II - Ali di farfalla
 
La seconda volta che l’aveva vista gli aveva ricordato le ali di una farfalla bianca che un mattino si era posata sul giglio preferito di sua madre in giardino.
Lui l’aveva sorpresa, mentre era intenta a succhiare il dolce nettare dal fiore, catturandola.
L’aveva tenuta fra le mani mentre tentava disperatamente di volar via.
Ma lui era solo un bambino, non riusciva a comprendere tutta quella disperazione, ma soltanto la bellezza nella leggerezza del tocco delle sue ali che solleticavano l’interno dei palmi chiusi a gabbia.
Quando aveva riaperto le mani per farla volar via se l’era ritrovate sporche e ricoperte da una strana polverina biancastra, mentre la farfalla se ne stava docile ed esausta su di esse.

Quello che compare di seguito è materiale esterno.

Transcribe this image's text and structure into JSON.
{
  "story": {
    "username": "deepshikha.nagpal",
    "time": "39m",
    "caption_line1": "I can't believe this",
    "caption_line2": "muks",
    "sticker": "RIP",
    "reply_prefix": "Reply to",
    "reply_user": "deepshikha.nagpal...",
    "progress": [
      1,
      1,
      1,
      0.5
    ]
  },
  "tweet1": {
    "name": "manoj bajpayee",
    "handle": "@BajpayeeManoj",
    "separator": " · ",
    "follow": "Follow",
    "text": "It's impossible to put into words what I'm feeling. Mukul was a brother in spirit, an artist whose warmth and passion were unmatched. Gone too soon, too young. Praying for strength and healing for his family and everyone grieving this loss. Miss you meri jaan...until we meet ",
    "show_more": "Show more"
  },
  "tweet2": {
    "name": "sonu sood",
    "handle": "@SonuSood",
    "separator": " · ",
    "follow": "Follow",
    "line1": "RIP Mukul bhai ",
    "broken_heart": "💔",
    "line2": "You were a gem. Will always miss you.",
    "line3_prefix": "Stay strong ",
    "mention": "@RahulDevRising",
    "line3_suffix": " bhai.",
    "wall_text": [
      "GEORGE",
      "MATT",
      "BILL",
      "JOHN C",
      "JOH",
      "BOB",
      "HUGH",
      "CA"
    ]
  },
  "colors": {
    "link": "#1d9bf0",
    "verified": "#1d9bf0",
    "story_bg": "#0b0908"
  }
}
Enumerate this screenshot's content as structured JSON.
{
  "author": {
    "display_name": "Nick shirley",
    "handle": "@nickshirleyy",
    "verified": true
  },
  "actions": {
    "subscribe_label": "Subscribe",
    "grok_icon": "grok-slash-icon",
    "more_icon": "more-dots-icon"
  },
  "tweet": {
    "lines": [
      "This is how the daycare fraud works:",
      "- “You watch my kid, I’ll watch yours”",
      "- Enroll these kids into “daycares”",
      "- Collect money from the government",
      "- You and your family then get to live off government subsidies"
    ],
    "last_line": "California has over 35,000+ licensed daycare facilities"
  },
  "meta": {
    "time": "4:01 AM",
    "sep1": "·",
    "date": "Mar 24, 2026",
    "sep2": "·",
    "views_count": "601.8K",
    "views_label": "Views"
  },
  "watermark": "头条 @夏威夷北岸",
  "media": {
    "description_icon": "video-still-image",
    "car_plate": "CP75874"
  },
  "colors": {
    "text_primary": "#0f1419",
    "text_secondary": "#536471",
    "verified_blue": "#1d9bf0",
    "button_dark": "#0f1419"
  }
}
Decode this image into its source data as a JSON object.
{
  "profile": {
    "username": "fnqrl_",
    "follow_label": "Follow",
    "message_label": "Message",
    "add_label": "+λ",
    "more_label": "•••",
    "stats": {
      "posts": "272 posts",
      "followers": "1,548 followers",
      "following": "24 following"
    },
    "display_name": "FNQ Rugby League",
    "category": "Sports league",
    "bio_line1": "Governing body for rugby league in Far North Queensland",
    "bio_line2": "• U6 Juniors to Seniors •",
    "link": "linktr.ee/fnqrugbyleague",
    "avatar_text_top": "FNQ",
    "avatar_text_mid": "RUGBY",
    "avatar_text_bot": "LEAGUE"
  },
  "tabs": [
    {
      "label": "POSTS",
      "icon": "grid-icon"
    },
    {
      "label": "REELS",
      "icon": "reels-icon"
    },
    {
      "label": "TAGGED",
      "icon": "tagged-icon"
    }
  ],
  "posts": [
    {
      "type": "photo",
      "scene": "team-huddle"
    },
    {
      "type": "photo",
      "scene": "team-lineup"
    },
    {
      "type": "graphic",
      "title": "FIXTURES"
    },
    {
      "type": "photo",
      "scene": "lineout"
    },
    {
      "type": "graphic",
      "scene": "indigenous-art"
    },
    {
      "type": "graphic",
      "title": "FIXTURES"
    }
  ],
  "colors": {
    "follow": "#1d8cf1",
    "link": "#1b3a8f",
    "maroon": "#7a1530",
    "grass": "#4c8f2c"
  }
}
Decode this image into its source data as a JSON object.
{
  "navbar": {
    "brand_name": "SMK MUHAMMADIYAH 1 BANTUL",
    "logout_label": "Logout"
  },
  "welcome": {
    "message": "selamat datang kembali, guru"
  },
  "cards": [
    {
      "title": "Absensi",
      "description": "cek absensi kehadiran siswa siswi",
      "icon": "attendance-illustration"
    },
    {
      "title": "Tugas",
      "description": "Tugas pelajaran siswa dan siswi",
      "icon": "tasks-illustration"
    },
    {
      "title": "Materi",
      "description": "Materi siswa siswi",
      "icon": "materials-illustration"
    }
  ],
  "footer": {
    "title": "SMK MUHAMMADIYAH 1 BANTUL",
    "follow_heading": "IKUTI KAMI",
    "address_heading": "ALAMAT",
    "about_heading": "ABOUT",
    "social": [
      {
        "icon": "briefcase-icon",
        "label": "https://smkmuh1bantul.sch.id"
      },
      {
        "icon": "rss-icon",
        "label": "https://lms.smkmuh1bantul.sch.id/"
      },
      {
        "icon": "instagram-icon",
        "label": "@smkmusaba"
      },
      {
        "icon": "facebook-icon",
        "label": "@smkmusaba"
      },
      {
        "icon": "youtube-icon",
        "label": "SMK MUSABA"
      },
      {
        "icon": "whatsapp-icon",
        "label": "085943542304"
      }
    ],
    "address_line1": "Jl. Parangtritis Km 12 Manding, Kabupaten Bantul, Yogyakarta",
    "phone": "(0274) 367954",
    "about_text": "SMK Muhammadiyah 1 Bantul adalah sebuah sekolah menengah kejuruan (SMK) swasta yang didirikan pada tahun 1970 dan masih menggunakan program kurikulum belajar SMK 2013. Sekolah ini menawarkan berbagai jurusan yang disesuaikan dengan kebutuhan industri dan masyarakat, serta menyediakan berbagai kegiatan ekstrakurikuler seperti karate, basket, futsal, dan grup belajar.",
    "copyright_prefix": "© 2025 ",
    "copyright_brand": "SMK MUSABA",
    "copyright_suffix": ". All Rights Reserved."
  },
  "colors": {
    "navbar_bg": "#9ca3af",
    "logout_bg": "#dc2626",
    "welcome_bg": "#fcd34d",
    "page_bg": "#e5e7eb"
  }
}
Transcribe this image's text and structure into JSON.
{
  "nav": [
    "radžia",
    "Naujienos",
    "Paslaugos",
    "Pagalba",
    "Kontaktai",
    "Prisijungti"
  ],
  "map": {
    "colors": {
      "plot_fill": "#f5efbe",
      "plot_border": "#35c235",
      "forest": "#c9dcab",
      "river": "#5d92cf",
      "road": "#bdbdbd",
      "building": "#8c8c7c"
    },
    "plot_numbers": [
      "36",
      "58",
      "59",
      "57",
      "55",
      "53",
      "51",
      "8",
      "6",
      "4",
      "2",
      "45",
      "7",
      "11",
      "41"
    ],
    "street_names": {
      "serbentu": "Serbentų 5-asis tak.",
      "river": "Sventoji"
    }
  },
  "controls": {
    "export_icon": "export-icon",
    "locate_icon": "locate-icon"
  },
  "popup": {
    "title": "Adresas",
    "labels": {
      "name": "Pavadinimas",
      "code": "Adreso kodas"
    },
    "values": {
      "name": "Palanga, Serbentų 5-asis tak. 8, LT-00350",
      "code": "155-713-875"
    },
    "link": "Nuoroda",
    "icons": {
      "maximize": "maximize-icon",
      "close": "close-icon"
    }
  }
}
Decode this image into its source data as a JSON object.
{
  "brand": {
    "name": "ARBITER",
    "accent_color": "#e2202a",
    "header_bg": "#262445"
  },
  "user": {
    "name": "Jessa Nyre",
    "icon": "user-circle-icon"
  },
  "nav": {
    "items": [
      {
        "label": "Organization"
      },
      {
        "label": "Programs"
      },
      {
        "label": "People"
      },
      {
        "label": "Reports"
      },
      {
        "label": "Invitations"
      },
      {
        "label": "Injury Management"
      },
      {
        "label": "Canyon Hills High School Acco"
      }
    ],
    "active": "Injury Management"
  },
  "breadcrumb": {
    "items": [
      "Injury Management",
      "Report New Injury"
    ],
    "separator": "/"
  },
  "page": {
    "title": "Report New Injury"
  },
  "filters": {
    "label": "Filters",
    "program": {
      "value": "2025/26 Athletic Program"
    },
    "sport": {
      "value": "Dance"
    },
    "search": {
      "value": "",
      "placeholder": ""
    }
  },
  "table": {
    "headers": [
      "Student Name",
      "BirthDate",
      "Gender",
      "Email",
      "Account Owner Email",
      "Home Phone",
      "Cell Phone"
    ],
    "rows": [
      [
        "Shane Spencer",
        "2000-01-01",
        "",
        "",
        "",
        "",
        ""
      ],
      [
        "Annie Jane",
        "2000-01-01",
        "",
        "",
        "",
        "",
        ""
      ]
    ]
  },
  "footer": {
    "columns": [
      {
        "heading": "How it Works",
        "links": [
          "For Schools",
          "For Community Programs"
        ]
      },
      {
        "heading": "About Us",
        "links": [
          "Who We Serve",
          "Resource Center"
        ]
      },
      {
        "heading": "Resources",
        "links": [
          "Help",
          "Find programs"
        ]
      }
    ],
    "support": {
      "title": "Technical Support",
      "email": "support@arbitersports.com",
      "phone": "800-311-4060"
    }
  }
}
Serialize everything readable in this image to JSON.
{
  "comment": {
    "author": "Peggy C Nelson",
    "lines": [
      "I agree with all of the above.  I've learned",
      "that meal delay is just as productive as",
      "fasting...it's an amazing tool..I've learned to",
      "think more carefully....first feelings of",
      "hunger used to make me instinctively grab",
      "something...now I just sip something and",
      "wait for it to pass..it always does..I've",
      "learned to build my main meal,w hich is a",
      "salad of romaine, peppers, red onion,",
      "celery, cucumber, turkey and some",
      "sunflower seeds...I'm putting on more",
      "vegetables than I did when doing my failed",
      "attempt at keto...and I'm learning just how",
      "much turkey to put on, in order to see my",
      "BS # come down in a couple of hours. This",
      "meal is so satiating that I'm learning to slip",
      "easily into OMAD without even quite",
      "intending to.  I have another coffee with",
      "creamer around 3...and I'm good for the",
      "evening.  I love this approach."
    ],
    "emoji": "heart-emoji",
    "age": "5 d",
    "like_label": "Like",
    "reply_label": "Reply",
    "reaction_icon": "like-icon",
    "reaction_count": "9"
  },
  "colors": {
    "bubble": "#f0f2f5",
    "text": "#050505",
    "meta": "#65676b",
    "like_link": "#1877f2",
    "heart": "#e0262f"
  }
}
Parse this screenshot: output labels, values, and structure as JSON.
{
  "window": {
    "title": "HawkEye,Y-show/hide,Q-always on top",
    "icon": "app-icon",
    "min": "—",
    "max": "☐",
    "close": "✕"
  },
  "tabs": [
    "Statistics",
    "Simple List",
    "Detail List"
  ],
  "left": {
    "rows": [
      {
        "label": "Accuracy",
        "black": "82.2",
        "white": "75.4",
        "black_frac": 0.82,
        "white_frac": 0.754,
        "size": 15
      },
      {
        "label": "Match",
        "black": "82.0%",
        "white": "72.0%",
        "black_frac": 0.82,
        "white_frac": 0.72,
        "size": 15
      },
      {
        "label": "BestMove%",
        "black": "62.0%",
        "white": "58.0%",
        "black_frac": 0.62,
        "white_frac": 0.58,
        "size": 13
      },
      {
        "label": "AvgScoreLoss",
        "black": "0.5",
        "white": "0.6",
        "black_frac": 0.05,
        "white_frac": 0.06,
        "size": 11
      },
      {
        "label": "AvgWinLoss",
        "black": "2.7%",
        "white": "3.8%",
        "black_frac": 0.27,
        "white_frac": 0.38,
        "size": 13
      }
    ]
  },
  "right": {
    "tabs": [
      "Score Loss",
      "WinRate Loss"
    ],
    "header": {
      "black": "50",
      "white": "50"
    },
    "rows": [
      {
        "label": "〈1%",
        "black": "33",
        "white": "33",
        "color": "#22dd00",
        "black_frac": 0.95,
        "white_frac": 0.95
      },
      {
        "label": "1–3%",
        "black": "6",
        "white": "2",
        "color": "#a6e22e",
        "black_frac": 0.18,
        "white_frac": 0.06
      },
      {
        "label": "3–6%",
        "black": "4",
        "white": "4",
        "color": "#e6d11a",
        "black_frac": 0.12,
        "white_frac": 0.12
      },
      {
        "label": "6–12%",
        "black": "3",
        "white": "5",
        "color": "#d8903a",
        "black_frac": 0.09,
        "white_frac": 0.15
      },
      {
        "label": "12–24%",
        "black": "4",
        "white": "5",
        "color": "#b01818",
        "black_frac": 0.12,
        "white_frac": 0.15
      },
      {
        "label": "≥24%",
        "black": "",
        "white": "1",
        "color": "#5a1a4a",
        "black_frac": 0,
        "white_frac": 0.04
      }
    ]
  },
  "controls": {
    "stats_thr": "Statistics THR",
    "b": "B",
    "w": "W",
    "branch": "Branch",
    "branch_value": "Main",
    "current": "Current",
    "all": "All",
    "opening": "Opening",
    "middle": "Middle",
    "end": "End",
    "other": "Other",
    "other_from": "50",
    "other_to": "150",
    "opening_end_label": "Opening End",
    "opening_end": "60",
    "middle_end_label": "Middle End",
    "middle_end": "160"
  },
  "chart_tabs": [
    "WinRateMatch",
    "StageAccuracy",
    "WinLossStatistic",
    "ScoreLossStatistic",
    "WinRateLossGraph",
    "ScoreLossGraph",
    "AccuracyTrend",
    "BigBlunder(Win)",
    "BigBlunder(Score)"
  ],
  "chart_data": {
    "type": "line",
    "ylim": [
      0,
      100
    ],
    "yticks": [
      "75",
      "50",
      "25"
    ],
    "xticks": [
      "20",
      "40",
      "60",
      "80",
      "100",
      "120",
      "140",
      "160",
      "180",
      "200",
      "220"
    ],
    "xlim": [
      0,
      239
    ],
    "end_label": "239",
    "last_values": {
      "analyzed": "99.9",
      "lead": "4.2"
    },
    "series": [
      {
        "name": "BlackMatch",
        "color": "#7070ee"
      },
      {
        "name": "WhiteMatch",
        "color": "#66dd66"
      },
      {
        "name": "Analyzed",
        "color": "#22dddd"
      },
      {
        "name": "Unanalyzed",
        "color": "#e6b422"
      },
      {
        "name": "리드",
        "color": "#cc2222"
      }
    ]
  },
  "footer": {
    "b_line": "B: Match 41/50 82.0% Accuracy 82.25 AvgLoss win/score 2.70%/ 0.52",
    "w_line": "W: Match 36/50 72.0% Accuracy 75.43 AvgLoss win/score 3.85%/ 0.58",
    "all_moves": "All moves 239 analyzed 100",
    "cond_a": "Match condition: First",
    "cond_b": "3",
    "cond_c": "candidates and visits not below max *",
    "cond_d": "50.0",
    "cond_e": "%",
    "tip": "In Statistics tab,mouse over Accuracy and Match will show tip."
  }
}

Chiudendola in gabbia le aveva succhiato via la voglia di volare…La forza di continuare a vivere per un altro giorno.
La farfalla aveva tentato di lasciarsi cullare dal vento, ma era morta sfinita fra l’erba umida.
Quanto si era odiato per ciò che le aveva fatto.
La seconda volta che la vide non poté fare a meno di pensare a quella farfalla.
Lei se ne stava sempre lì. Distesa sulla coperta sotto l’albero rosso.
C’era il sole, ma a lei non sembrava importare.
“Qualcuno ti ha messa in gabbia rubandoti la voglia di volare?”
Lei sollevò il visino affilato incrociando il suo sguardo.
“Forse. Non rammento…Sei tornato per scoprire se ero ancora qui?”
“Forse. Non rammento.”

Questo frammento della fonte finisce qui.